Correct usage of shared memory?

Hello everyone, I tried to test the performance of shared memory of CUDA.jl with this code:

using CUDA, BenchmarkTools, Plots

# initialize
const N::Int64 = 1024
ϕ = ones(Float64, N, N)
ϕ[1, :] .= 10.0

function evolve(ϕ, ϕn, N)
    i = (blockIdx().x-1)* blockDim().x + threadIdx().x
    j = (blockIdx().y-1)* blockDim().y + threadIdx().y

    if i < 2 || i > N-1 || j < 2 || j > N-1
        return
    end

    @inbounds ϕn[i,j] = 0.25*(ϕ[i-1,j] + ϕ[i+1,j] + ϕ[i,j-1] + ϕ[i,j+1])
    return
end

function evolve_shared(ϕ, ϕn, N)
    i = (blockIdx().x-1)* blockDim().x + threadIdx().x
    j = (blockIdx().y-1)* blockDim().y + threadIdx().y
    
    if i > N || j > N
        return
    end

    s = CuStaticSharedArray(Float64, 18*18)
    local_i = threadIdx().x
    local_j = threadIdx().y

    @inbounds s[local_i * 18 + local_j+1] = ϕ[i, j]
    #top 
    if local_i == 1 && i != 1
        @inbounds s[local_j+1] = ϕ[i-1, j]
    end
    #bottom
    if local_i == 16 && i != N
        @inbounds s[17*18+local_j+1] = ϕ[i+1, j]
    end
    #left
    if local_j == 1 && j != 1
        @inbounds s[local_i*18+local_j] = ϕ[i, j-1]
    end
    #right
    if local_j == 16 && j != N
        @inbounds s[local_i*18+local_j+2] = ϕ[i, j+1]
    end

    sync_threads()

    if i < 2 || i > N-1 || j < 2 || j > N-1
        return
    end

    @inbounds ϕn[i,j] = 0.25*(s[(local_i-1)*18+local_j+1] + s[(local_i+1)*18+local_j+1] 
                             +s[local_i*18+local_j] + s[local_i*18+local_j+2])
    return
end

function run(ϕ, N)
    nthreads = (16, 16)
    nblock = (cld(N, 16), cld(N, 16))

    ϕ_d = CuArray(ϕ)
    ϕn_d = copy(ϕ_d)

    for _ ∈ 1:100
        @cuda blocks=nblock threads=nthreads evolve(ϕ_d, ϕn_d, N)
        ϕ_d, ϕn_d = ϕn_d, ϕ_d
    end

    copyto!(ϕ, ϕ_d)
end

@benchmark run(ϕ, N)
# heatmap(ϕ)

With evolve_shared , It can theoretically improve performance by reducing access to global memory, but my test results show that using shared memory is slower. What’s wrong with my code? Thanks in advance.

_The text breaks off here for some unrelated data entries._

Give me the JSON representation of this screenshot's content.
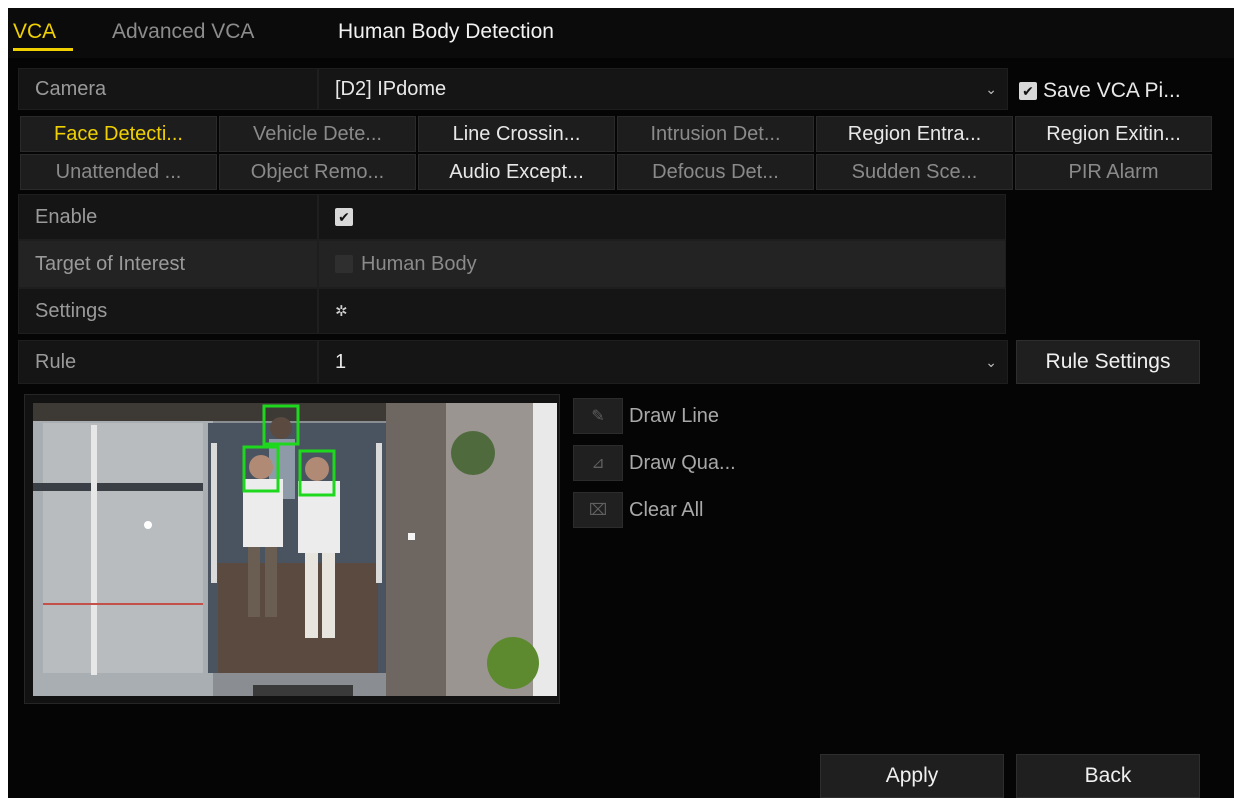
{
  "tabs": [
    {
      "label": "VCA"
    },
    {
      "label": "Advanced VCA"
    },
    {
      "label": "Human Body Detection"
    }
  ],
  "camera": {
    "label": "Camera",
    "value": "[D2] IPdome",
    "save_label": "Save VCA Pi...",
    "save_checked": true
  },
  "functions": {
    "row1": [
      "Face Detecti...",
      "Vehicle Dete...",
      "Line Crossin...",
      "Intrusion Det...",
      "Region Entra...",
      "Region Exitin..."
    ],
    "row2": [
      "Unattended ...",
      "Object Remo...",
      "Audio Except...",
      "Defocus Det...",
      "Sudden Sce...",
      "PIR Alarm"
    ]
  },
  "settings": {
    "enable_label": "Enable",
    "enable_checked": true,
    "target_label": "Target of Interest",
    "target_value": "Human Body",
    "settings_label": "Settings"
  },
  "rule": {
    "label": "Rule",
    "value": "1",
    "button": "Rule Settings"
  },
  "tools": {
    "draw_line": "Draw Line",
    "draw_quad": "Draw Qua...",
    "clear_all": "Clear All"
  },
  "footer": {
    "apply": "Apply",
    "back": "Back"
  },
  "colors": {
    "accent": "#f0d000",
    "detection_box": "#1ed81e",
    "background": "#050505"
  },
  "icons": [
    "checkbox-icon",
    "chevron-down-icon",
    "gear-icon",
    "pencil-icon",
    "quad-draw-icon",
    "clear-icon"
  ]
}
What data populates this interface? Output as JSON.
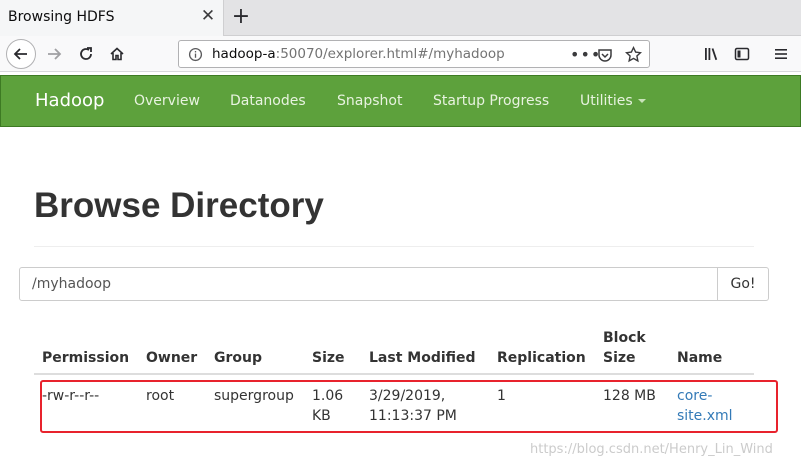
{
  "browser": {
    "tab_title": "Browsing HDFS",
    "url_host": "hadoop-a",
    "url_rest": ":50070/explorer.html#/myhadoop"
  },
  "navbar": {
    "brand": "Hadoop",
    "items": [
      "Overview",
      "Datanodes",
      "Snapshot",
      "Startup Progress",
      "Utilities"
    ]
  },
  "content": {
    "title": "Browse Directory",
    "path_value": "/myhadoop",
    "go_label": "Go!"
  },
  "table": {
    "headers": [
      "Permission",
      "Owner",
      "Group",
      "Size",
      "Last Modified",
      "Replication",
      "Block",
      "Size",
      "Name"
    ],
    "row": {
      "permission": "-rw-r--r--",
      "owner": "root",
      "group": "supergroup",
      "size_1": "1.06",
      "size_2": "KB",
      "modified_1": "3/29/2019,",
      "modified_2": "11:13:37 PM",
      "replication": "1",
      "block_size": "128 MB",
      "name_1": "core-",
      "name_2": "site.xml"
    }
  },
  "watermark": "https://blog.csdn.net/Henry_Lin_Wind",
  "colors": {
    "navbar": "#5da13c",
    "link": "#337ab7",
    "highlight": "#e8232d"
  }
}
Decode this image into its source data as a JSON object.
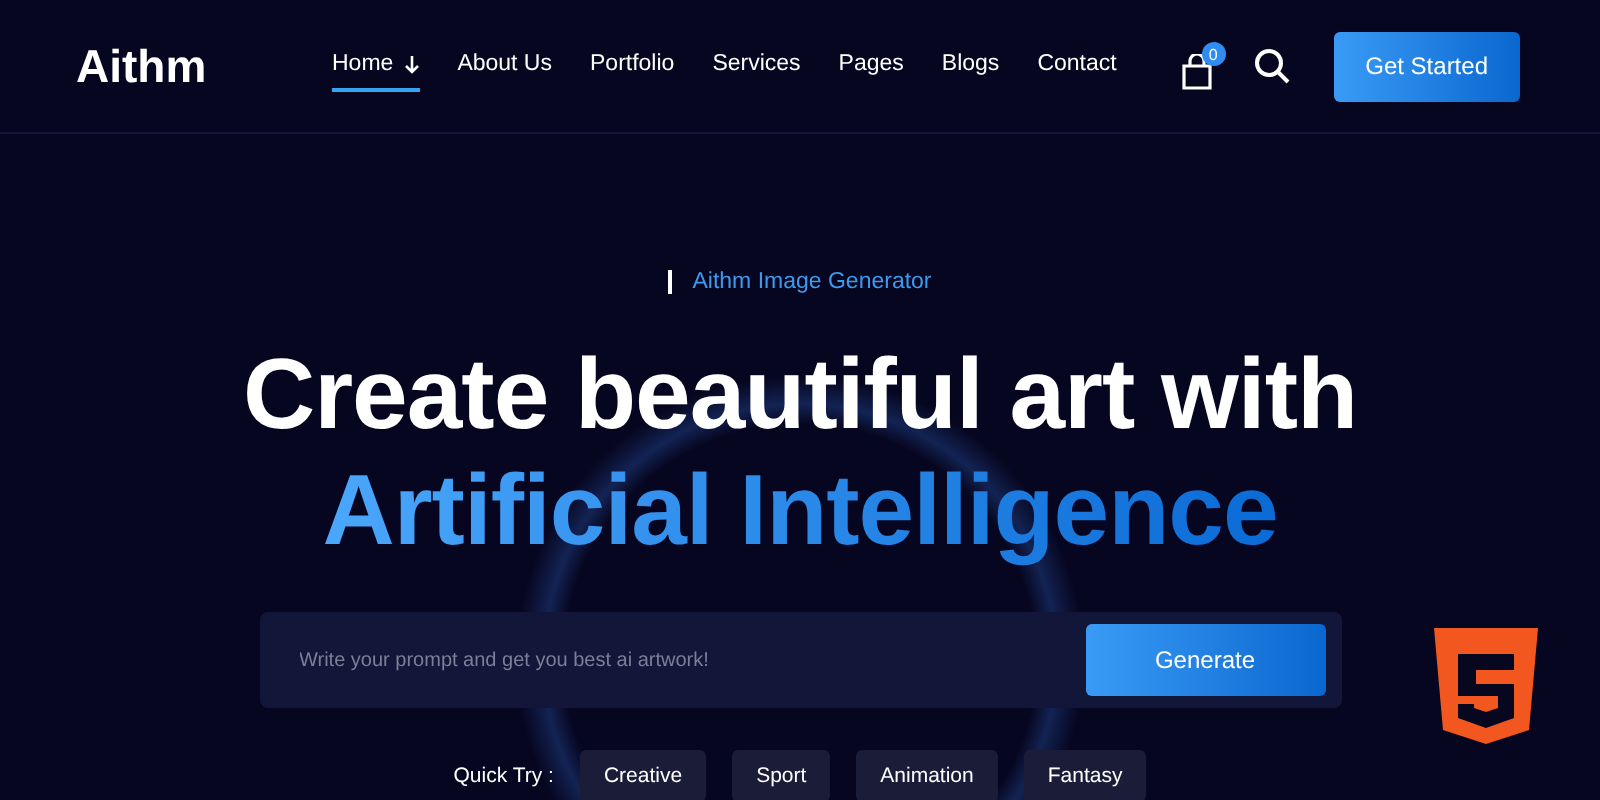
{
  "brand": "Aithm",
  "nav": [
    {
      "label": "Home",
      "selected": true,
      "dropdown": true
    },
    {
      "label": "About Us",
      "selected": false,
      "dropdown": false
    },
    {
      "label": "Portfolio",
      "selected": false,
      "dropdown": false
    },
    {
      "label": "Services",
      "selected": false,
      "dropdown": false
    },
    {
      "label": "Pages",
      "selected": false,
      "dropdown": false
    },
    {
      "label": "Blogs",
      "selected": false,
      "dropdown": false
    },
    {
      "label": "Contact",
      "selected": false,
      "dropdown": false
    }
  ],
  "cart_count": "0",
  "cta": "Get Started",
  "hero": {
    "eyebrow": "Aithm Image Generator",
    "title_line1": "Create beautiful art with",
    "title_line2": "Artificial Intelligence"
  },
  "prompt": {
    "placeholder": "Write your prompt and get you best ai artwork!",
    "button": "Generate"
  },
  "quick_try": {
    "label": "Quick Try :",
    "chips": [
      "Creative",
      "Sport",
      "Animation",
      "Fantasy"
    ]
  }
}
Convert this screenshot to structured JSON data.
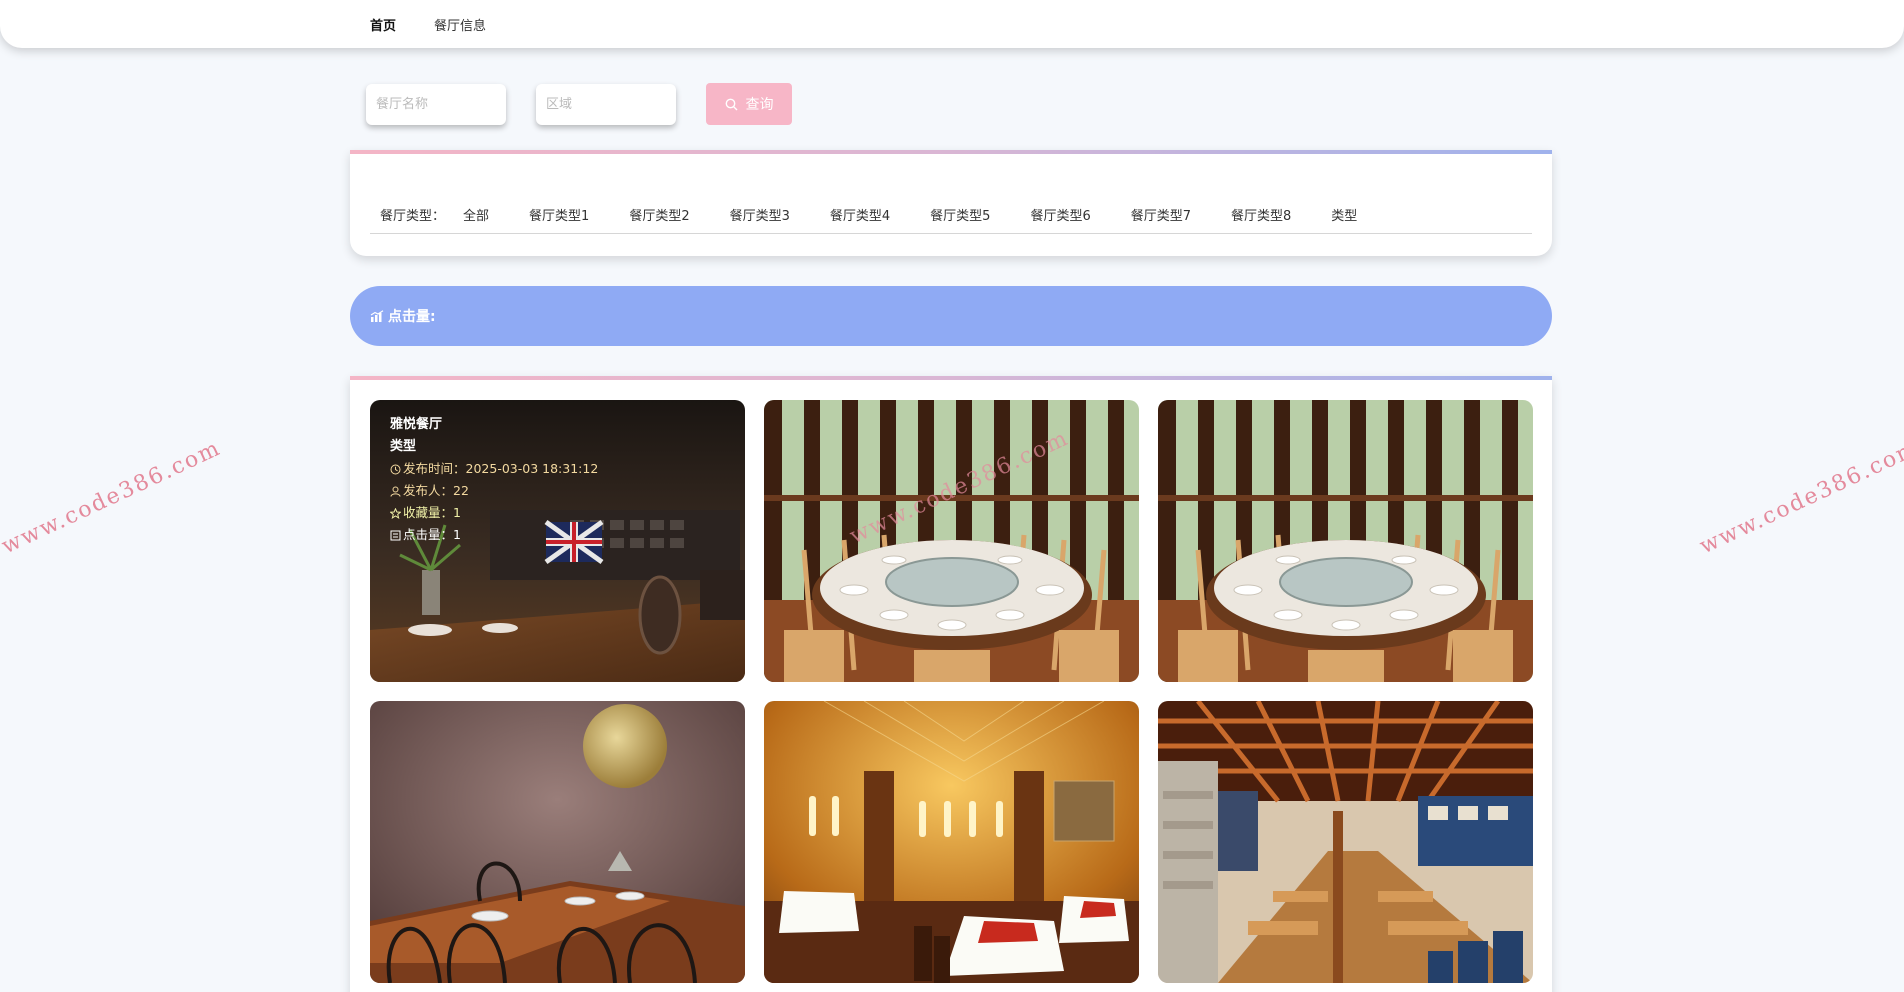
{
  "nav": {
    "items": [
      {
        "label": "首页",
        "active": true
      },
      {
        "label": "餐厅信息",
        "active": false
      }
    ]
  },
  "search": {
    "name_placeholder": "餐厅名称",
    "area_placeholder": "区域",
    "button_label": "查询"
  },
  "types": {
    "label": "餐厅类型：",
    "items": [
      "全部",
      "餐厅类型1",
      "餐厅类型2",
      "餐厅类型3",
      "餐厅类型4",
      "餐厅类型5",
      "餐厅类型6",
      "餐厅类型7",
      "餐厅类型8",
      "类型"
    ]
  },
  "banner": {
    "label": "点击量:"
  },
  "cards": [
    {
      "title": "雅悦餐厅",
      "type": "类型",
      "publish_label": "发布时间：",
      "publish_time": "2025-03-03 18:31:12",
      "author_label": "发布人：",
      "author": "22",
      "fav_label": "收藏量：",
      "fav": "1",
      "clicks_label": "点击量：",
      "clicks": "1",
      "scene": "dark-bistro"
    },
    {
      "scene": "round-table-pavilion"
    },
    {
      "scene": "round-table-pavilion"
    },
    {
      "scene": "moon-wall-dining"
    },
    {
      "scene": "golden-hall"
    },
    {
      "scene": "wooden-ceiling-hall"
    }
  ],
  "watermark": "www.code386.com",
  "colors": {
    "accent_pink": "#f7b6c7",
    "banner_blue": "#8faaf4",
    "meta_gold": "#f3d9a0"
  }
}
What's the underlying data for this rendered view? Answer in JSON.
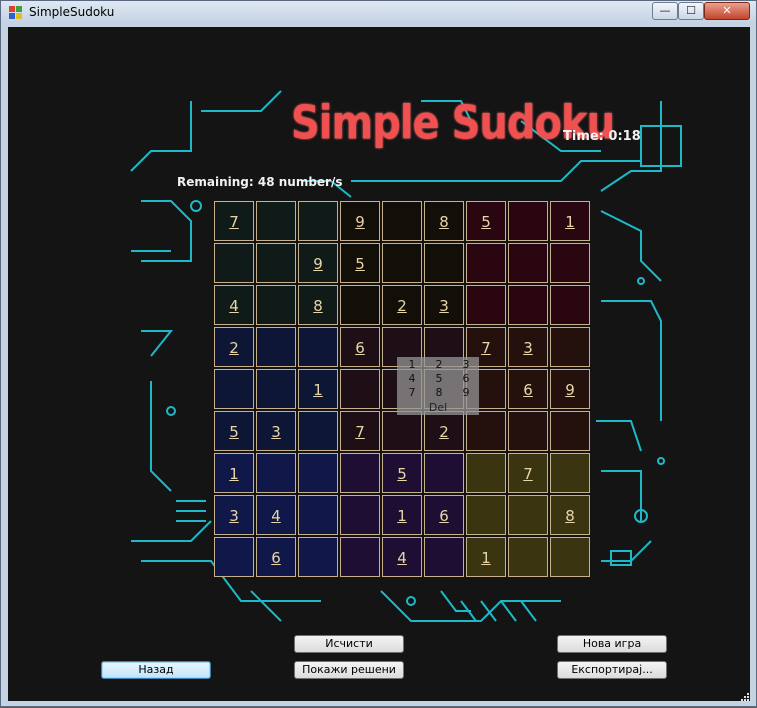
{
  "window": {
    "title": "SimpleSudoku",
    "controls": {
      "minimize": "—",
      "maximize": "☐",
      "close": "✕"
    }
  },
  "game": {
    "title": "Simple Sudoku",
    "time": "Time: 0:18",
    "remaining": "Remaining: 48 number/s",
    "grid": [
      [
        "7",
        "",
        "",
        "9",
        "",
        "8",
        "5",
        "",
        "1"
      ],
      [
        "",
        "",
        "9",
        "5",
        "",
        "",
        "",
        "",
        ""
      ],
      [
        "4",
        "",
        "8",
        "",
        "2",
        "3",
        "",
        "",
        ""
      ],
      [
        "2",
        "",
        "",
        "6",
        "",
        "",
        "7",
        "3",
        ""
      ],
      [
        "",
        "",
        "1",
        "",
        "",
        "",
        "",
        "6",
        "9"
      ],
      [
        "5",
        "3",
        "",
        "7",
        "",
        "2",
        "",
        "",
        ""
      ],
      [
        "1",
        "",
        "",
        "",
        "5",
        "",
        "",
        "7",
        ""
      ],
      [
        "3",
        "4",
        "",
        "",
        "1",
        "6",
        "",
        "",
        "8"
      ],
      [
        "",
        "6",
        "",
        "",
        "4",
        "",
        "1",
        "",
        ""
      ]
    ],
    "box_colors": [
      [
        "#101a18",
        "#120e08",
        "#2a0610"
      ],
      [
        "#0e1636",
        "#1e0e16",
        "#24100c"
      ],
      [
        "#10184a",
        "#1e0e34",
        "#3a3410"
      ]
    ],
    "keypad": {
      "digits": [
        "1",
        "2",
        "3",
        "4",
        "5",
        "6",
        "7",
        "8",
        "9"
      ],
      "delete_label": "Del"
    }
  },
  "buttons": {
    "clear": "Исчисти",
    "show_solved": "Покажи решени",
    "new_game": "Нова игра",
    "export": "Експортирај...",
    "back": "Назад"
  }
}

Nothing is wrong with your code, but it looks like the device was able to satisfy all of the duplicate memory loads from your original kernel from its cache already:

vs. the manual use of shared memory:

As you can see, the total amount of memory traffic to device memory is identical.

1 Like

Thanks for your reply. I translated the above julia code directly into CUDA C code and found that the manual use of shared memory was faster, and the julia code (original evolve kernel) was even faster than this “optimized” CUDA C code (amazing!). So I want to know 1. Why the original julia kernel can handle duplicate memory loads while CUDA C code cannot 2. Does this mean that I don’t need to use shared memory in my case?

2 Likes

Julia and CUDA C use two different compiler toolchains, so here it probably means that our compiler managed to optimize the code in a way that was more cache-friendly. We don’t do anything special that would make it so that you don’t need to use shared memory in general.

3 Likes

What does that mean? That (part of) the toolchain is implemented in Julia (i.e. not accessible for CUDA C), or that there are two CUDA toolchains to choose from and CUDA C chose differently (why?), or Julia, newer one?

Julia/CUDA.jl uses LLVM’s upstream NVPTX back-end to generate PTX; NVIDIA uses their own proprietary NVVM back-end. Compilation from PTX to SASS is identical between both stacks.